The monohydrate crystals and stones tend to be a lot firmer, a little bit darker, and harder to break than a typical dihydrate calcium oxalate stone. So, that may be one way to look at it. A lot of times I hear, what about plasma oxalate concentrations? Those are available, but they're not very helpful because look at a dialysis patient who may be on dialysis and doesn't excrete oxalate. A plasma oxalate level in them may be elevated as well.
So, I don't think that that's a really good marker for us to look at. I think, certainly, imaging, like CAT scans, but the key here is going be genetic screening.
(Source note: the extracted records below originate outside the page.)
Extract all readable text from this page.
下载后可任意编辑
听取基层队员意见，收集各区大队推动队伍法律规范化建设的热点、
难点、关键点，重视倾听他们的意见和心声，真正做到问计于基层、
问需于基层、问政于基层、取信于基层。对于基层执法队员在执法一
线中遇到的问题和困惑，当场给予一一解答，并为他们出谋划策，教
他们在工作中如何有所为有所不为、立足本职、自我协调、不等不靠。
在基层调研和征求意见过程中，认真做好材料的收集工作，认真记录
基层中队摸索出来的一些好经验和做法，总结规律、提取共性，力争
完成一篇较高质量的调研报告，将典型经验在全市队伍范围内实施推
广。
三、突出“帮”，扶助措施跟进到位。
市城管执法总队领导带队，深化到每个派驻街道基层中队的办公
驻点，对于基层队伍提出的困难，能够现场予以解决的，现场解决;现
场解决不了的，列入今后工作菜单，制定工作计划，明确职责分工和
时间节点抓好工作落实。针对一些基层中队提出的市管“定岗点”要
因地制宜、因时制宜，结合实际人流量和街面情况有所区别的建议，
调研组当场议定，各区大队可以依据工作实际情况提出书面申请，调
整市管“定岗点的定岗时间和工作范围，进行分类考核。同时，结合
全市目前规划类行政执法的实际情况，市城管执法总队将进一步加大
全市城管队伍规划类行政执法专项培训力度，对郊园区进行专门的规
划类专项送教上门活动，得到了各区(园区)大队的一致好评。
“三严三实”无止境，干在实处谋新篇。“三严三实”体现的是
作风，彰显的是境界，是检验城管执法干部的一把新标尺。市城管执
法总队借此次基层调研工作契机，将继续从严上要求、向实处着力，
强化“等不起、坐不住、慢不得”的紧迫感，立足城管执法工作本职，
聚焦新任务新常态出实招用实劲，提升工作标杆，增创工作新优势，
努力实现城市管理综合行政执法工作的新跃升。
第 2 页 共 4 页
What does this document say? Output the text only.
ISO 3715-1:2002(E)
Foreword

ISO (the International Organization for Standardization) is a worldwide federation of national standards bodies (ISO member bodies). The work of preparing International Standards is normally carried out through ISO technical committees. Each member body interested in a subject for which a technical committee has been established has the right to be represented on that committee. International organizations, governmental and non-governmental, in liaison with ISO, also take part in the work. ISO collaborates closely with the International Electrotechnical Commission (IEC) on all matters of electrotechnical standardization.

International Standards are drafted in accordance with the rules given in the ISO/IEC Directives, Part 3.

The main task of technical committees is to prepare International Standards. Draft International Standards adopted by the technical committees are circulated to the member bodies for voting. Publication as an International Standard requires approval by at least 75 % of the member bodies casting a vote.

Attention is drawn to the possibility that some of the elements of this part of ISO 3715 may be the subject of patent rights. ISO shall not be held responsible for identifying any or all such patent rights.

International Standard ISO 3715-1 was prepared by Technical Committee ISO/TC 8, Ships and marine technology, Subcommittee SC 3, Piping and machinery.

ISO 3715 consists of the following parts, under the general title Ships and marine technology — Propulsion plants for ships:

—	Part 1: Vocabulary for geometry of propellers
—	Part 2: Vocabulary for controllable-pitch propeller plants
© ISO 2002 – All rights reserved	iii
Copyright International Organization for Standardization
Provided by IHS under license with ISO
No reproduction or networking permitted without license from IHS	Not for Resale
And there are genetic screens that are available to look for this, especially in patients who have nephrolithiasis, to determine if they do have PH. So, for anybody who has a family history of PH, I would do the genetic testing. Anybody, who has a urinary oxalate, that's greater than 75 milligrams per day, we could certainly do some testing on, and children who present with some of the renal manifestations, like nephrocalcinosis or renal stones.
I think that will help get the diagnosis. But remember, it's often important for us to diagnose early but difficult. So once the patient has progressed to chronic kidney disease, we've already started to lose some of the ballgame. So, in our next module, we'll talk a little bit about the treatment options that are available to us and things that we should do in the conservative and renal-centric portion. So, I'll see you guys again in module 2.